The companies involved will bear the brunt of the cost by donating medication. The ministry will cover the cost of blood tests and follow-up checks, while the Israel AIDS Task Force, as the organization active in the field, will be responsible for updating patient and carrier lists as well as distributing medication.
According to professor Gruto, “the goal is that within two years, in early 2016, the treatment will be funded and distributed solely by the Health Ministry, without the pharmaceutical companies. The cost is about 10 million shekels per year.”
The deadline comes from the pharmaceutical companies as well, as they have committed to provide medication for the program for two years only.
This is the first time that the Health Ministry, which is responsible for monitoring the pharmaceutical companies, has approached them for assistance in such an endeavor.
According to one senior Health Ministry official, the undertaking is problematic for a number of reasons. “It looks bad that the ministry is requesting valuable products from the pharmaceutical companies. It really pays off for the companies, as they are getting incredible PR through the Health Ministry, and, in addition, they can expect that the ministry will be more lenient the next time they have a problem,” said the official, who also questioned the movies behind the project.
“If the goal is that these sick patients will be less contagious, meaning, to protect the health of Israel’s citizens – then the ministry should be funding it. If the goal is to take care of those without status, the then question remains – why just for AIDS? Why not regulate medical status for everyone?”

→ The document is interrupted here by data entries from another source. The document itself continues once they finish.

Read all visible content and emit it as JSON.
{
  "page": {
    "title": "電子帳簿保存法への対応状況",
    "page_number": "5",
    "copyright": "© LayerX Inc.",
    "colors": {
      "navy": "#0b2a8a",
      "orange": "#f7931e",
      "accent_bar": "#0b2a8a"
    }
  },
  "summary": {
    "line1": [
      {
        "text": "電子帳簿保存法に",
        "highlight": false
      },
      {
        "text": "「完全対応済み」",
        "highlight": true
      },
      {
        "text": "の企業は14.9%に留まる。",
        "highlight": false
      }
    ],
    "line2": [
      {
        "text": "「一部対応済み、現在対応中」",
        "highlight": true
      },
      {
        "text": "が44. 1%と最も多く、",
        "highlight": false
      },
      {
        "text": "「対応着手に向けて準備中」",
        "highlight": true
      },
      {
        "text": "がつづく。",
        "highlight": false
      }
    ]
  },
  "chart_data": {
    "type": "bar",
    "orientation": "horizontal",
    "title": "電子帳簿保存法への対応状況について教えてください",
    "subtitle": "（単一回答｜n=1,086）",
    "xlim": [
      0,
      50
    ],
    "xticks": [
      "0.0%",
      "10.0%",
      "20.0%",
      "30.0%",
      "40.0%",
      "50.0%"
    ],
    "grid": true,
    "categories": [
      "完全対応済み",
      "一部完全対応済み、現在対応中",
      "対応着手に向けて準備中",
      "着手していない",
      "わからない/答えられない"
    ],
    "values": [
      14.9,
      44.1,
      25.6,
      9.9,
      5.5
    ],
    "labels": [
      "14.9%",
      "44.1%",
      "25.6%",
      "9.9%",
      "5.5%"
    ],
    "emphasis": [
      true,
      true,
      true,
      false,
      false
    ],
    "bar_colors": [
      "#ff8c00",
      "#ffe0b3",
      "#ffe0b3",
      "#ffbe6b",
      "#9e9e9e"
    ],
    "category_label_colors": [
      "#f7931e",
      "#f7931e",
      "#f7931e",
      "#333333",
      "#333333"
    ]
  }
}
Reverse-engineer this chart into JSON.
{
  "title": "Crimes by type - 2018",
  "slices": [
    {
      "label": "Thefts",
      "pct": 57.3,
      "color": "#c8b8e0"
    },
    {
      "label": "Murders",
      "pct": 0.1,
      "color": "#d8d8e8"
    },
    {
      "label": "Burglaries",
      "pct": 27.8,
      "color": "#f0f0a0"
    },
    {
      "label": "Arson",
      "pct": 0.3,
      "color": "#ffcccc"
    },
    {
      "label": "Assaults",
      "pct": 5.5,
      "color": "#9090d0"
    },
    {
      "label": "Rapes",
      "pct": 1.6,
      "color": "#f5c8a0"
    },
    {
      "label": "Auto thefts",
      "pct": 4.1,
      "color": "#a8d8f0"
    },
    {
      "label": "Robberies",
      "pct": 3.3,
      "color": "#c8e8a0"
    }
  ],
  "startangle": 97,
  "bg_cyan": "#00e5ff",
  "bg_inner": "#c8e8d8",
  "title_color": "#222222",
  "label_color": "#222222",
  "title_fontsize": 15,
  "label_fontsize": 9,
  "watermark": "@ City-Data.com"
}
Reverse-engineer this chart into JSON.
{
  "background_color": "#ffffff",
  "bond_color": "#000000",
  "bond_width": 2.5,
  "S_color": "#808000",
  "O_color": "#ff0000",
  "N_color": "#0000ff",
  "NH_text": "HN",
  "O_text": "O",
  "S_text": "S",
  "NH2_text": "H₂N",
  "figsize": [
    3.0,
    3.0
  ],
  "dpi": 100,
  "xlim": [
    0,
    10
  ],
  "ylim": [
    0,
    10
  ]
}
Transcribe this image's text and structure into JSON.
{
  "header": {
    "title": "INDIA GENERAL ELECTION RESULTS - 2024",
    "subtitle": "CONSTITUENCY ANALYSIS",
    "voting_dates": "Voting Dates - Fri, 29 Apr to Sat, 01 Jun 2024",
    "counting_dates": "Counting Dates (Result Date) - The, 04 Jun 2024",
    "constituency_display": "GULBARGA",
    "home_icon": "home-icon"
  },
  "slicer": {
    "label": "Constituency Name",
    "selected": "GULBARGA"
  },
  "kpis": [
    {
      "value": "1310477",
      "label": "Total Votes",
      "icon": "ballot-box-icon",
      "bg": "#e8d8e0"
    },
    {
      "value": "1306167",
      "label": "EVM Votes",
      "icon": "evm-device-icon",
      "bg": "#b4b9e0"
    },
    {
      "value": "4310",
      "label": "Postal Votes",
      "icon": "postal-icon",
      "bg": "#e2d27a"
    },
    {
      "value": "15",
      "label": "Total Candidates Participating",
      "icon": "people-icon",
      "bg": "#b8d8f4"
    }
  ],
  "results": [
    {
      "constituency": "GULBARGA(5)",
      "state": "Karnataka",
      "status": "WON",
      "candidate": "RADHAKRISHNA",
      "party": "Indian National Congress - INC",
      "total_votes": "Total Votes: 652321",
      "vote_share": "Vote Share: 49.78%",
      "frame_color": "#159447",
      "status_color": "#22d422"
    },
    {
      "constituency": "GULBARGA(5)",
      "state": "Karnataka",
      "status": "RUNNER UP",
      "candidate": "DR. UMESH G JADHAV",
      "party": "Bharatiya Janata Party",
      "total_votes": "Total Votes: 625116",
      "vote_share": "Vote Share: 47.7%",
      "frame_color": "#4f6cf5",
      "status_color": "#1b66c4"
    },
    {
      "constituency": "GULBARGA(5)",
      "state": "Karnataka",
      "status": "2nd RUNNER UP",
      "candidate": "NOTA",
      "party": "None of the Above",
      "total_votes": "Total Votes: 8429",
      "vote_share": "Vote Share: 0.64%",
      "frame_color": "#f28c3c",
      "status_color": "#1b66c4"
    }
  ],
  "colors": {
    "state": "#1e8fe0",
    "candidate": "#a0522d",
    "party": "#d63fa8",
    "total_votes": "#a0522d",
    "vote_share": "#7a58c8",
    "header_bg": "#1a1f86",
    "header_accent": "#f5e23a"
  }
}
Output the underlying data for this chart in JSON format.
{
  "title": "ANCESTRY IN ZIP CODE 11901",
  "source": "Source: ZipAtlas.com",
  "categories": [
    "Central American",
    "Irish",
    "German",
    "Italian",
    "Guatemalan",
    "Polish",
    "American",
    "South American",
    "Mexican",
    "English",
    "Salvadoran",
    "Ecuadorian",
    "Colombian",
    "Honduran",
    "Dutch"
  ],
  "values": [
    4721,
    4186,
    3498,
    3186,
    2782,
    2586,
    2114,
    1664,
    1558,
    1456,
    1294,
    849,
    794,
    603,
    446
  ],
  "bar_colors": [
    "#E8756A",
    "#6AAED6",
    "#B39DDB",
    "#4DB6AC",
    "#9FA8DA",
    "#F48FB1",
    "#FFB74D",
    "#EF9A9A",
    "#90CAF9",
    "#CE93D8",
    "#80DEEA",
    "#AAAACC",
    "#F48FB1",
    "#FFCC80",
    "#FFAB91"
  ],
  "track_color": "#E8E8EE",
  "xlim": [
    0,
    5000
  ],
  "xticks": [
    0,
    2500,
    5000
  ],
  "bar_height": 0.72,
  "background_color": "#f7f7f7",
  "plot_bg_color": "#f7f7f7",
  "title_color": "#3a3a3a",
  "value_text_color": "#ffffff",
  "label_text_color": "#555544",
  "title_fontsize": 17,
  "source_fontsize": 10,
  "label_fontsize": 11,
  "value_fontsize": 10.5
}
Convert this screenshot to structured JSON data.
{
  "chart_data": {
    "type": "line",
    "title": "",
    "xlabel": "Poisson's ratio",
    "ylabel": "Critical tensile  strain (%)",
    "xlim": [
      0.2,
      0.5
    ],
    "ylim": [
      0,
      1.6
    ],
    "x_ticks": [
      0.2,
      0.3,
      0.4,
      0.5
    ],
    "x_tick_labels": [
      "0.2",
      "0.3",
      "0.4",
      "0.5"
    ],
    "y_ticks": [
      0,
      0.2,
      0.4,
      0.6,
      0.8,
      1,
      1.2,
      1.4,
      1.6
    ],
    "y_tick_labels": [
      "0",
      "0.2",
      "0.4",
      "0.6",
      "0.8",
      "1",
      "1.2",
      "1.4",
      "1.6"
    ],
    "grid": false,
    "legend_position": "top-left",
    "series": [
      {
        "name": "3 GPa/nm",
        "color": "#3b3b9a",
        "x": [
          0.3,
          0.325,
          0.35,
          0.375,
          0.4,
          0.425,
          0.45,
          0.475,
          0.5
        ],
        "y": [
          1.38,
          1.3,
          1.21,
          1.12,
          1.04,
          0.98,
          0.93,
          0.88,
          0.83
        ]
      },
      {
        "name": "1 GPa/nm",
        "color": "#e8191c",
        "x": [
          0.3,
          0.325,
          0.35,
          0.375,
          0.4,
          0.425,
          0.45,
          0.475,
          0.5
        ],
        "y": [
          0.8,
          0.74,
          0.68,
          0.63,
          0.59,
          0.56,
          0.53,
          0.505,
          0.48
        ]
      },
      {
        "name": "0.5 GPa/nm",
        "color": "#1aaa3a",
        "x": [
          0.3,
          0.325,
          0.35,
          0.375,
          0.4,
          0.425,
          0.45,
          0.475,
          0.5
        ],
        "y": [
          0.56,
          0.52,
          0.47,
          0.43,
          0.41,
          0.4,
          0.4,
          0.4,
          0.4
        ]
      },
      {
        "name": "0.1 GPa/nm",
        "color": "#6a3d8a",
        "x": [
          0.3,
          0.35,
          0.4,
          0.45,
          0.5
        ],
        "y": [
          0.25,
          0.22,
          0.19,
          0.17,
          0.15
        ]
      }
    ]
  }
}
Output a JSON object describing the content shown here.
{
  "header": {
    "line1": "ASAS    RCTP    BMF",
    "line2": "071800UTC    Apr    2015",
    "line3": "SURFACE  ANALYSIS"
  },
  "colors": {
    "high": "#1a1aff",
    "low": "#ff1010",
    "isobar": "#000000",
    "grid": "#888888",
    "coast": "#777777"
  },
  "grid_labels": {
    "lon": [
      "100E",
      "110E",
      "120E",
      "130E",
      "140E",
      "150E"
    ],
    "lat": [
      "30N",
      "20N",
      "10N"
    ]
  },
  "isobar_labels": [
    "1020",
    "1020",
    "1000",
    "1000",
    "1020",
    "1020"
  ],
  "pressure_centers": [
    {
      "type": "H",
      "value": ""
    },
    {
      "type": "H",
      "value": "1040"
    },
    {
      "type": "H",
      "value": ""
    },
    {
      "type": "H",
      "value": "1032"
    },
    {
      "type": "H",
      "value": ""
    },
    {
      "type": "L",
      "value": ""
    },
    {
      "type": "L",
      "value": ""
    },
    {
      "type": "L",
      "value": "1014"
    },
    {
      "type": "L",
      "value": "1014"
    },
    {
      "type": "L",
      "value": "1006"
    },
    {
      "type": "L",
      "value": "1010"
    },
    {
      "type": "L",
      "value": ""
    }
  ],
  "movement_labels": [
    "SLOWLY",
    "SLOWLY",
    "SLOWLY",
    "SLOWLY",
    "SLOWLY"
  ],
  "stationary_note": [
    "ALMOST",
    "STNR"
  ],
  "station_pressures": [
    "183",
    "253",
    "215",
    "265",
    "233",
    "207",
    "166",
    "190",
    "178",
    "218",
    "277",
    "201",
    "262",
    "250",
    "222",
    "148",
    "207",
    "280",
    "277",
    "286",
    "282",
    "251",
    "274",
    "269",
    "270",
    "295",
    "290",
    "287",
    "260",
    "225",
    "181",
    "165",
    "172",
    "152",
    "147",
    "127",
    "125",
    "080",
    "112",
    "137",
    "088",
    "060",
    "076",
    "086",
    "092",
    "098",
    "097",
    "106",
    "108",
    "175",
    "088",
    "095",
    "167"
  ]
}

Professor Roni Gamso, Director General of the Health Ministry, staunchly denies these claims. “Israel’s policy regarding migrant works is that the public health law does not apply to them, except in cases of emergency treatment. Regardless, we’re striving to provide some healthcare services for them, for many reasons, including the health of the general public.
Currently, pharmaceutical companies are donating medication for roughly 50 patients through the Israel AIDS Task Force, and we’re trying to broaden that effort. There is no issue of influence over the companies, and all those who know me know that I’m not considered a great friend of the pharmaceutical companies, and any company that doesn’t wish to participate is welcome to leave at any time."